Balasa Company: A papad with a difference
Balasa Company has brought in some much needed innovations into the papad category, with new ingredients such as quinoa, chia seeds, and amaranth. The company plans to continue exploring new flavours to capture and strengthen its market position, basis customer feedback, prevailing market conditions and demand.
India is looked upon as a land with a diversified, rich cultured heritage and lots of opportunities. Indian food is very rich in culture and every region has its own varieties of food. To illustrate, a simple pickle has over 1,400 recognized varieties in India. Over the years, several traditional Indian foods being accepted across the globe, which are encouraging more and more entrepreneurs to explore nouveau ideas that excite customers and bring much needed dynamism in the processed food industry.
Balasa Company is one such fast growing start-up in the ethnic Indian food domain. Their go-to-market product is the Papad (Papadum), where they have created a strong niche for themselves. A papad is a thin Indian wafer, sometimes described as a cracker or flatbread. Often consumed as a cherished accompaniment to an Indian meal, papad is accompaniment to the Indian meal, papads are also the base of some very exotic and irresistible snack items. Some people also use them as croutons in soup.
Traditionally, papads are prepared with dried lentils as the base ingredients, seasoned by spices such as chilli, cumin, garlic, black pepper, etc.
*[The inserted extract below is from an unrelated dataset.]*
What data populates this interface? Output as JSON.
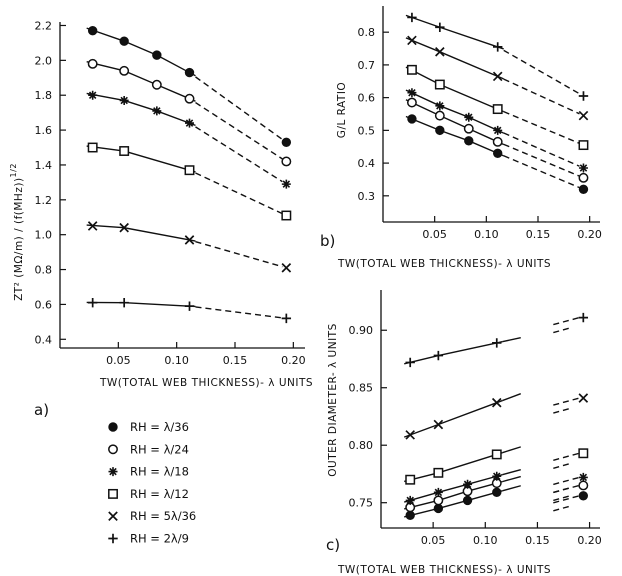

Balasa, on the other hand, has brought in some much needed innovations into this category. Their papads, besides using authentic ingredients, also pack in the power of superfoods like quinoa, chia seeds, and amaranth.
The word “BALASA” was inspired by one of the early childhood names of Lord Hanuman. Inspired by the story of the widely revered Hindu deity, the company aims to be the universal role model of service and loyalty. It envisions to become the most admired and integrated Food and Beverage company through exceptional service, sustainable value and quality products at economical prices. Their commitment to consumer satisfaction has made them a supplier of choice for households as well as B2B clients.
Off the beaten path
Balasa started its journey as a small papad manufacturing company, which sourced and prepared regular flavours. However, they quickly observed a severe shortage of reliable and traceable ingredients as well as weak representation of and poor regional flavour representation.
Sensing an opportunity to serve customers with an altogether new menu, Balasa diversified into innovative papad flavours using millets, vegetables and cereals. These products have experienced strong traction in the domestic market as well as the Indian diaspora.
Balasa Papad clients are consumers who like to savour authentic ethnic and artisanal papads, consistently round the year at affordable prices. The brand promises a rare combination of a nostalgic experience and new product varieties that appeal to the mind as well as the heart.
The right product at the right time
The international market is very similar to Indian market, with food connoisseurs always looking for innovation in ethnic food varieties, thereby making the company’s foray aptly timed. Balasa has been promoting and participating in various platforms to showcase its product line, using social media and digital platforms to display its product range.
Today, the company is selling its products across platforms, thereby reaching NRI clients as well. The pandemic has accelerated growth in usage of e-commerce platforms for grocery essentials. Buying patterns have shifted substantially from physical means to digital means. Given the changing trends, Balasa Papad now offers its entire range of papads on its website as well as on e-commerce portals such as Flipkart and Amazon, committing to deliver the products to the customers’ doorsteps.
The company plans to continue exploring new flavours to capture and strengthen its market position, on the basis of customer feedback, prevailing market conditions and demand.